While some local gardeners find short-term gains in plant selections, others may rightly be worried about long term troubles as local eco-systems are thrown out of balance by rising temperatures. According to a study published by the Minnesota Sustainable Communities Network, 22 years ago as many as 4,000 moose roamed the woods and grasslands in the northwestern part of the state. By 2003, the number had dropped to only 237. Scientists believe the culprit is higher temperatures sparked by global warming, making the moose more vulnerable to parasites. The study goes on to say that average winter temperatures in northwestern Minnesota have climbed around 12 degrees during the past 40 years as average summer temperatures have increased by four degrees.
Treat Garbage Like Dirt
Here’s a quote from BioCycle magazine, August 2008:
"The only effective method to prevent methane emissions from landfills is to stop biodegradable materials from entering landfills. The good news is that landfill alternatives such as composting are readily available and cost-effective. Compost has the added benefit of adding organic matter to soil, sequestering carbon, improving plant growth and reducing water use - all important to stabilizing the climate. Composting is thus vital to restoring the climate and our soils and should be front and center in a national strategy to protect the climate in the short term."
Now I’m not a scientist, so I’ll just have to trust the compost crazed folks at BioCycle when they say that composting will cut down on greenhouse gasses entering the atmosphere. As a gardener though, I can surely attest to the notion that garbage is valuable. I’d never seen results in my gardens from chemical fertilizers like I have from compost fertility. Compost not only provides nutrients as any fertilizer should, but it also provides microbial life that lives symbiotically with garden plants, and an excellent soil texture for roots to easily and rapidly grow through.
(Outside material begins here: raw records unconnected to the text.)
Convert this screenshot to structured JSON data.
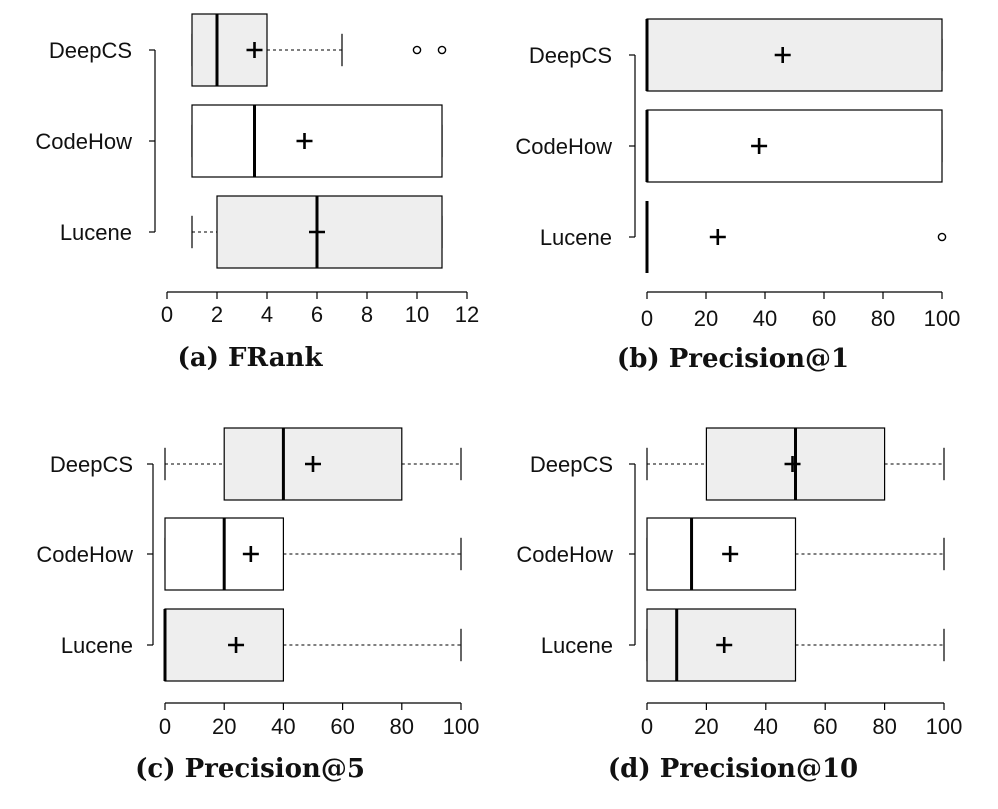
{
  "colors": {
    "box_fill_shaded": "#eeeeee",
    "box_fill_plain": "#ffffff",
    "stroke": "#000000"
  },
  "chart_data": [
    {
      "type": "boxplot",
      "orientation": "horizontal",
      "title": "(a) FRank",
      "categories": [
        "DeepCS",
        "CodeHow",
        "Lucene"
      ],
      "xlim": [
        0,
        12
      ],
      "xticks": [
        0,
        2,
        4,
        6,
        8,
        10,
        12
      ],
      "boxes": [
        {
          "name": "DeepCS",
          "whisker_low": 1,
          "q1": 1,
          "median": 2,
          "q3": 4,
          "whisker_high": 7,
          "mean": 3.5,
          "outliers": [
            10,
            11
          ],
          "shaded": true
        },
        {
          "name": "CodeHow",
          "whisker_low": 1,
          "q1": 1,
          "median": 3.5,
          "q3": 11,
          "whisker_high": 11,
          "mean": 5.5,
          "outliers": [],
          "shaded": false
        },
        {
          "name": "Lucene",
          "whisker_low": 1,
          "q1": 2,
          "median": 6,
          "q3": 11,
          "whisker_high": 11,
          "mean": 6,
          "outliers": [],
          "shaded": true
        }
      ]
    },
    {
      "type": "boxplot",
      "orientation": "horizontal",
      "title": "(b) Precision@1",
      "categories": [
        "DeepCS",
        "CodeHow",
        "Lucene"
      ],
      "xlim": [
        0,
        100
      ],
      "xticks": [
        0,
        20,
        40,
        60,
        80,
        100
      ],
      "boxes": [
        {
          "name": "DeepCS",
          "whisker_low": 0,
          "q1": 0,
          "median": 0,
          "q3": 100,
          "whisker_high": 100,
          "mean": 46,
          "outliers": [],
          "shaded": true
        },
        {
          "name": "CodeHow",
          "whisker_low": 0,
          "q1": 0,
          "median": 0,
          "q3": 100,
          "whisker_high": 100,
          "mean": 38,
          "outliers": [],
          "shaded": false
        },
        {
          "name": "Lucene",
          "whisker_low": 0,
          "q1": 0,
          "median": 0,
          "q3": 0,
          "whisker_high": 0,
          "mean": 24,
          "outliers": [
            100
          ],
          "shaded": true
        }
      ]
    },
    {
      "type": "boxplot",
      "orientation": "horizontal",
      "title": "(c) Precision@5",
      "categories": [
        "DeepCS",
        "CodeHow",
        "Lucene"
      ],
      "xlim": [
        0,
        100
      ],
      "xticks": [
        0,
        20,
        40,
        60,
        80,
        100
      ],
      "boxes": [
        {
          "name": "DeepCS",
          "whisker_low": 0,
          "q1": 20,
          "median": 40,
          "q3": 80,
          "whisker_high": 100,
          "mean": 50,
          "outliers": [],
          "shaded": true
        },
        {
          "name": "CodeHow",
          "whisker_low": 0,
          "q1": 0,
          "median": 20,
          "q3": 40,
          "whisker_high": 100,
          "mean": 29,
          "outliers": [],
          "shaded": false
        },
        {
          "name": "Lucene",
          "whisker_low": 0,
          "q1": 0,
          "median": 0,
          "q3": 40,
          "whisker_high": 100,
          "mean": 24,
          "outliers": [],
          "shaded": true
        }
      ]
    },
    {
      "type": "boxplot",
      "orientation": "horizontal",
      "title": "(d) Precision@10",
      "categories": [
        "DeepCS",
        "CodeHow",
        "Lucene"
      ],
      "xlim": [
        0,
        100
      ],
      "xticks": [
        0,
        20,
        40,
        60,
        80,
        100
      ],
      "boxes": [
        {
          "name": "DeepCS",
          "whisker_low": 0,
          "q1": 20,
          "median": 50,
          "q3": 80,
          "whisker_high": 100,
          "mean": 49,
          "outliers": [],
          "shaded": true
        },
        {
          "name": "CodeHow",
          "whisker_low": 0,
          "q1": 0,
          "median": 15,
          "q3": 50,
          "whisker_high": 100,
          "mean": 28,
          "outliers": [],
          "shaded": false
        },
        {
          "name": "Lucene",
          "whisker_low": 0,
          "q1": 0,
          "median": 10,
          "q3": 50,
          "whisker_high": 100,
          "mean": 26,
          "outliers": [],
          "shaded": true
        }
      ]
    }
  ]
}
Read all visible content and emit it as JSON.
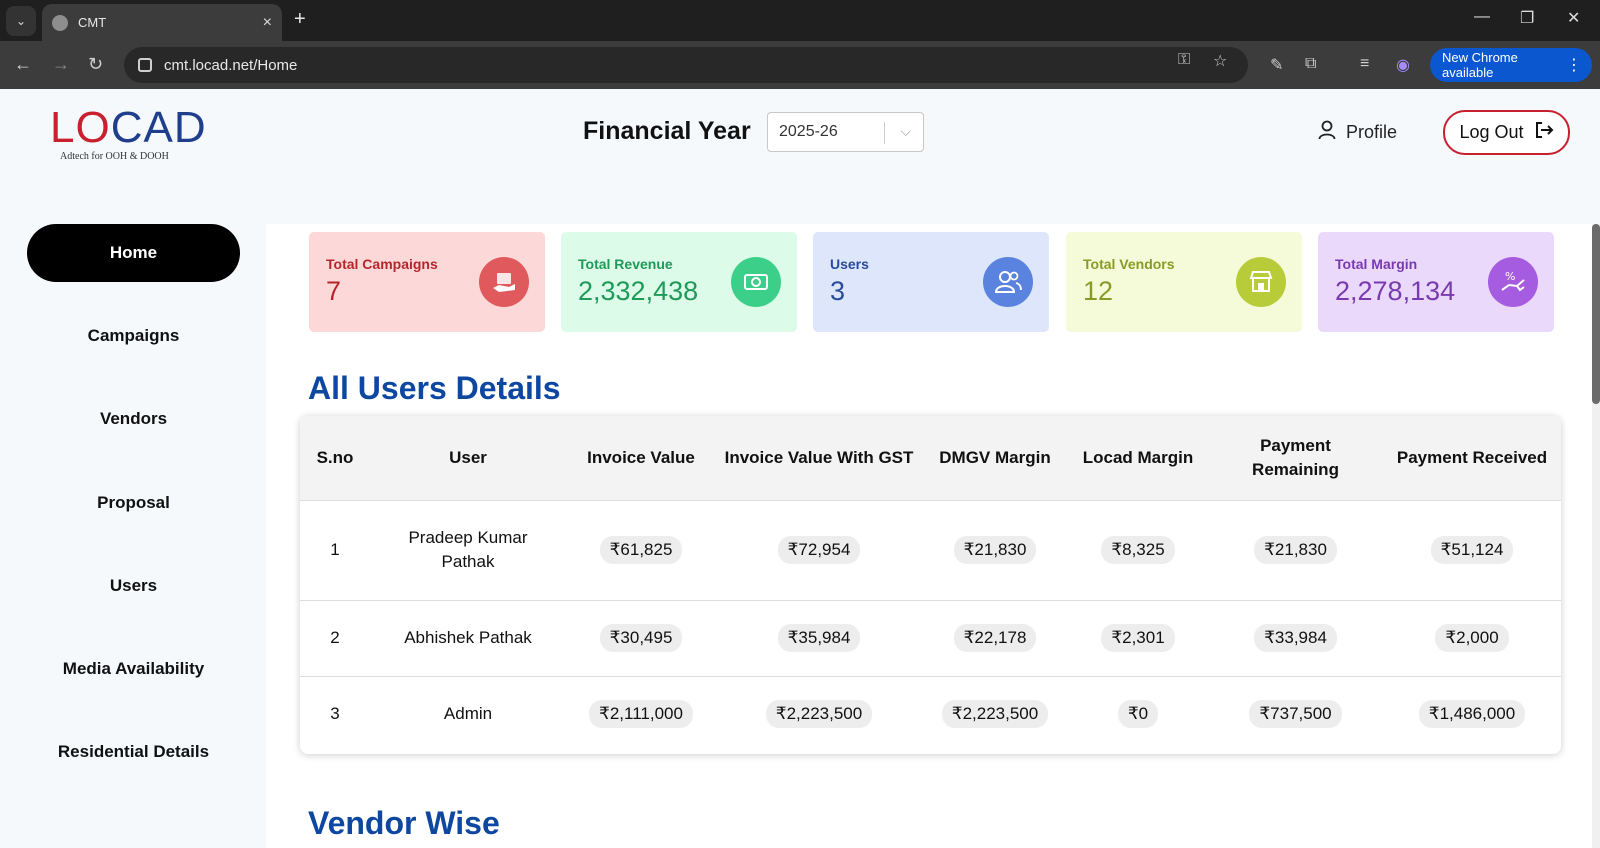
{
  "browser": {
    "tab_title": "CMT",
    "url": "cmt.locad.net/Home",
    "new_chrome_label": "New Chrome available"
  },
  "header": {
    "logo_text": "LOCAD",
    "logo_tagline": "Adtech for OOH & DOOH",
    "fy_label": "Financial Year",
    "fy_value": "2025-26",
    "profile_label": "Profile",
    "logout_label": "Log Out"
  },
  "sidebar": {
    "items": [
      {
        "label": "Home",
        "active": true
      },
      {
        "label": "Campaigns"
      },
      {
        "label": "Vendors"
      },
      {
        "label": "Proposal"
      },
      {
        "label": "Users"
      },
      {
        "label": "Media Availability"
      },
      {
        "label": "Residential Details"
      }
    ]
  },
  "cards": [
    {
      "label": "Total Campaigns",
      "value": "7",
      "bg": "#fdd8d8",
      "fg": "#b4282d",
      "icon_bg": "#e0595c",
      "icon": "campaign-icon"
    },
    {
      "label": "Total Revenue",
      "value": "2,332,438",
      "bg": "#dcfbe8",
      "fg": "#1f9a5a",
      "icon_bg": "#3ccf8a",
      "icon": "revenue-icon"
    },
    {
      "label": "Users",
      "value": "3",
      "bg": "#dde6fb",
      "fg": "#2a4a9a",
      "icon_bg": "#5a83df",
      "icon": "users-icon"
    },
    {
      "label": "Total Vendors",
      "value": "12",
      "bg": "#f5fbd8",
      "fg": "#8a9a27",
      "icon_bg": "#b8cc3a",
      "icon": "store-icon"
    },
    {
      "label": "Total Margin",
      "value": "2,278,134",
      "bg": "#ead9fb",
      "fg": "#7a3aaf",
      "icon_bg": "#a55ce0",
      "icon": "margin-icon"
    }
  ],
  "users_section": {
    "title": "All Users Details",
    "columns": [
      "S.no",
      "User",
      "Invoice Value",
      "Invoice Value With GST",
      "DMGV Margin",
      "Locad Margin",
      "Payment Remaining",
      "Payment Received"
    ],
    "rows": [
      {
        "sno": "1",
        "user": "Pradeep Kumar Pathak",
        "invoice": "₹61,825",
        "invoice_gst": "₹72,954",
        "dmgv": "₹21,830",
        "locad": "₹8,325",
        "remaining": "₹21,830",
        "received": "₹51,124"
      },
      {
        "sno": "2",
        "user": "Abhishek Pathak",
        "invoice": "₹30,495",
        "invoice_gst": "₹35,984",
        "dmgv": "₹22,178",
        "locad": "₹2,301",
        "remaining": "₹33,984",
        "received": "₹2,000"
      },
      {
        "sno": "3",
        "user": "Admin",
        "invoice": "₹2,111,000",
        "invoice_gst": "₹2,223,500",
        "dmgv": "₹2,223,500",
        "locad": "₹0",
        "remaining": "₹737,500",
        "received": "₹1,486,000"
      }
    ]
  },
  "vendor_section": {
    "title": "Vendor Wise"
  }
}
If you start composting your own food and yard waste at home you’ll be doing yourself and the rest of the world a big favor.
Not all of us have space for a compost pile at home, and so the innovative folks at Linden Hills Power and Lighthave been working out a way to help make composting more accessible for everybody with their new “Green Tub Club” program. Linden Hills residents can now sign up to have a green compost tub dropped off at their curbside. Simply place your food and non-recyclable paper products into the green tub and put the tub out on your regular garbage day. The city of Minneapolis will pick up the garbage and take it to a commercial composting facility. This is an excellent example for the rest of the city, and with a little encouragement of your city council person, your neighborhood could be next.
Compost, and home vegetable gardens are two of the most effective methods that any home gardener can employ in the fight against global warming. Without a planet to live on victory in the garden would be pointless. Gardeners, let’s plant the seeds of freedom and change together, so we can all enjoy the fruits of our labor for generations to come!